2018-12-27,0.0,0.0,4.2,4.4,-2.8
2018-12-28,0.0,0.0,8.0,6.1,-2.8
2018-12-29,0.0,0.0,10.2,12.2,1.1
2018-12-30,0.0,0.0,3.0,1.7,-2.1


Additionally, you can group by multiple columns. It will create a set of nested groups that can be aggregated together for further separation of the metrics being calculated. 

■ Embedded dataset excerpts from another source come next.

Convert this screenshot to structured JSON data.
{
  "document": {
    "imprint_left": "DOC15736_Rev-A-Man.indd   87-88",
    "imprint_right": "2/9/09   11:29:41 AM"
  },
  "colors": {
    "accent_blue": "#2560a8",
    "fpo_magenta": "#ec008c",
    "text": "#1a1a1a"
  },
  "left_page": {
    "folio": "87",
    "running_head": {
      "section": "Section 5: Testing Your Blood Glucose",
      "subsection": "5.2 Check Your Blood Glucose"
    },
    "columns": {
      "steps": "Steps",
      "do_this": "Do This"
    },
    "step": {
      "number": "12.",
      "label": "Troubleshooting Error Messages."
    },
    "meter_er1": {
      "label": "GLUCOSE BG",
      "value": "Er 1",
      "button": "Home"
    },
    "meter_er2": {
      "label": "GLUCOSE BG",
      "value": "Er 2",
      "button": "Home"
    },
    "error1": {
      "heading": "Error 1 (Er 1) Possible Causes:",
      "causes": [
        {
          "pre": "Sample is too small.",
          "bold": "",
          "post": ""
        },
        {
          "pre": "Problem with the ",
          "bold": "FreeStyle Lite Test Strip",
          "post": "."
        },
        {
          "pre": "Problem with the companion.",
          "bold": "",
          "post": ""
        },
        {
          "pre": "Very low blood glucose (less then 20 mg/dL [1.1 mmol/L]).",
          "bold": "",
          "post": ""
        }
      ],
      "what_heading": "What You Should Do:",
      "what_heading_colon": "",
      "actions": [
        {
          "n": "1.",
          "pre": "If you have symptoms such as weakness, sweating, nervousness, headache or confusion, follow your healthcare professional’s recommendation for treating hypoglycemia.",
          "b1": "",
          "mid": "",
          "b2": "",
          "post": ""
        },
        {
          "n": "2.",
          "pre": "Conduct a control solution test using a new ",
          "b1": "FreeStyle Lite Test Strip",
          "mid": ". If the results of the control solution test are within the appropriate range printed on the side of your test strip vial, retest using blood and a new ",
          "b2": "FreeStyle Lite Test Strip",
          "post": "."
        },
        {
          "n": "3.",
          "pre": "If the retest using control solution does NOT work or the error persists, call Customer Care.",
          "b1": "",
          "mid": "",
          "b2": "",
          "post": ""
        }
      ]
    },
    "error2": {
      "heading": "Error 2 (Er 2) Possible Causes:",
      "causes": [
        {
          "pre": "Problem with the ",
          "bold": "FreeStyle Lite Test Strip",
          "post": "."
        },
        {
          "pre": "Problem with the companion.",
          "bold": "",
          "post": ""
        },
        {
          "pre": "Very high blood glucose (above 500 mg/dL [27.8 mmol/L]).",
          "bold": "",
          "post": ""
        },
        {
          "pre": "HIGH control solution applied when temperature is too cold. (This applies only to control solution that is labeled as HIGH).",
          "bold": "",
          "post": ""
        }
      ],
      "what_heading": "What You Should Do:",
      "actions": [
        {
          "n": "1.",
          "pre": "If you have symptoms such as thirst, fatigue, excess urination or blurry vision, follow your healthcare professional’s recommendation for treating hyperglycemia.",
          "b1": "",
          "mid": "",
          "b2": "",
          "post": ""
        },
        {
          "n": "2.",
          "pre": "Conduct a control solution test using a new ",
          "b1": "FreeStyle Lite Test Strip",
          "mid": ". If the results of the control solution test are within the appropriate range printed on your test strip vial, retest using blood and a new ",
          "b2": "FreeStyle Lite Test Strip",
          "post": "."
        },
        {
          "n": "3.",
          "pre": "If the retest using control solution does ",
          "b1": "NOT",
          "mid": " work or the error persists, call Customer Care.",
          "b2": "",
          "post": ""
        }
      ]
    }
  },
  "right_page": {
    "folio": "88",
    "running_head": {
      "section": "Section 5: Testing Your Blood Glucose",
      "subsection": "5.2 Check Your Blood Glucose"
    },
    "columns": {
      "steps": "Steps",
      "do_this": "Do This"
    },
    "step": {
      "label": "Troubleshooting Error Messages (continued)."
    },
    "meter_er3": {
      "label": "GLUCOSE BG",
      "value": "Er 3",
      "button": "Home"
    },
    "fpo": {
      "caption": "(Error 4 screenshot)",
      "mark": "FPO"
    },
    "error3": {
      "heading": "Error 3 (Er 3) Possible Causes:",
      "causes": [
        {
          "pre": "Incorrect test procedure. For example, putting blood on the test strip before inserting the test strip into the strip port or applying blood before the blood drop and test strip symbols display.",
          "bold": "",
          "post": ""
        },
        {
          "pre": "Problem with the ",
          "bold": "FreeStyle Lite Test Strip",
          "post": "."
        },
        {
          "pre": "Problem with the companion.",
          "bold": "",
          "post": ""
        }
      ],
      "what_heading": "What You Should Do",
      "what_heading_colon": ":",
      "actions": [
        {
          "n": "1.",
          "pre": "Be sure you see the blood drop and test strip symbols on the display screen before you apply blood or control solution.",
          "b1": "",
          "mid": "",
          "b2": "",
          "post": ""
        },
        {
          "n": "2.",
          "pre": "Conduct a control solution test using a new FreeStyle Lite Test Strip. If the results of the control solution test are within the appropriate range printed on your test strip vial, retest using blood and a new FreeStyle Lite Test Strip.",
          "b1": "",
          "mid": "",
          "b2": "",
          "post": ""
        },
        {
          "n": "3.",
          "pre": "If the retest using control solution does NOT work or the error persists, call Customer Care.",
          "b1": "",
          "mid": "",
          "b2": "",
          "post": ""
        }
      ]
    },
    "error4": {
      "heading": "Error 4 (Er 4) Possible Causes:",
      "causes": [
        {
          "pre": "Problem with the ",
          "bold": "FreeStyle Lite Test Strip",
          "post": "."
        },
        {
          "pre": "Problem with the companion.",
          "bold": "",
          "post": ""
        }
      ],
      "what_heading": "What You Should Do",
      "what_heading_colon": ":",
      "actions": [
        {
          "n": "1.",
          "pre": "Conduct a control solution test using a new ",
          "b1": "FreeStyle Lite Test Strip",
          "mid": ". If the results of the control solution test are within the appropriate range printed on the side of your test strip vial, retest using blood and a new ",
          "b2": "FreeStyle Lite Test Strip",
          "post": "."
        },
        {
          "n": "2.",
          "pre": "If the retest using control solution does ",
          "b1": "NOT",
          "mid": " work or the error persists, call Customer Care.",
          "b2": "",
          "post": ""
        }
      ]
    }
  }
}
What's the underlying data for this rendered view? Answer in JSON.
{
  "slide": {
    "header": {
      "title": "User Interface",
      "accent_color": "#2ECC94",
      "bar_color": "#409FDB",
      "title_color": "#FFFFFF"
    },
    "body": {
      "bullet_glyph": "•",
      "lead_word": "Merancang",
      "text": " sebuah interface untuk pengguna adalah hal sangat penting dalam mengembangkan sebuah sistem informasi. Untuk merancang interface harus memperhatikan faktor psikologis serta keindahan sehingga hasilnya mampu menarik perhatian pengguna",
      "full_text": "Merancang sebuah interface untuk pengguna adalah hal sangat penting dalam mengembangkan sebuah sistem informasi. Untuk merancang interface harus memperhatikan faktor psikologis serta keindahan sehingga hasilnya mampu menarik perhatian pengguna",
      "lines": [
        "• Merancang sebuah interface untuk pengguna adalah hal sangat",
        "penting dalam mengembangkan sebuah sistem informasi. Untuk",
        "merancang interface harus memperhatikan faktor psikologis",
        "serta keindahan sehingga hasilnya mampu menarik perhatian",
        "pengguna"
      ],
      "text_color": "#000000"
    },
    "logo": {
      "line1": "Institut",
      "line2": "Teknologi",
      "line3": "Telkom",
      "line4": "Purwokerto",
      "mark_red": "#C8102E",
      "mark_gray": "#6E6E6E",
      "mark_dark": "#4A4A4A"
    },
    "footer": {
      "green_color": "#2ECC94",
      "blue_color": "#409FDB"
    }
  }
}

There is also a pandas class called `Grouper` that seems to allow for even more complex grouping functionality, but we will not go into that class in this lesson.

## Window Functions

Window functions are a very interesting and useful function that can provide some insight. Sometimes, we want to know the maximum or the average of an entire column, but it can be just as interesting to know the rolling average of some sort of data. Window functions allow us to perform calculations on a group of rows that are close to each other in some way. Using the weather data, we can calculate the average rainfall over the past week. Using the method `rolling`, we can include a predefined set of values in our calculation. In this example, we compute the rolling average of rainfall over the last 7 days at a specific station. 

In [43]:
rainfall = weather.query("datatype == 'PRCP' and station == 'GHCND:USW00094728'")\
    .set_index("date")\
    .assign(rolling_average=lambda x: x.value.rolling(7).mean())

In [44]:
rainfall

Unnamed: 0_level_0,attributes,datatype,station,value,rolling_average
date,Unnamed: 1_level_1,Unnamed: 2_level_1,Unnamed: 3_level_1,Unnamed: 4_level_1,Unnamed: 5_level_1
2018-01-01,",,W,2400",PRCP,GHCND:USW00094728,0.0,
2018-01-02,",,W,2400",PRCP,GHCND:USW00094728,0.0,
2018-01-03,",,W,2400",PRCP,GHCND:USW00094728,0.0,
2018-01-04,",,W,2400",PRCP,GHCND:USW00094728,19.3,
2018-01-05,",,W,2400",PRCP,GHCND:USW00094728,0.0,
...,...,...,...,...,...
2018-12-27,",,W,2400",PRCP,GHCND:USW00094728,0.0,6.342857
2018-12-28,",,W,2400",PRCP,GHCND:USW00094728,29.2,4.671429
2018-12-29,",,W,2400",PRCP,GHCND:USW00094728,0.0,4.600000
2018-12-30,"T,,W,2400",PRCP,GHCND:USW00094728,0.0,4.600000


Note that the first few rows do not have a value, as rolling does not have enough rows to pull from at this point.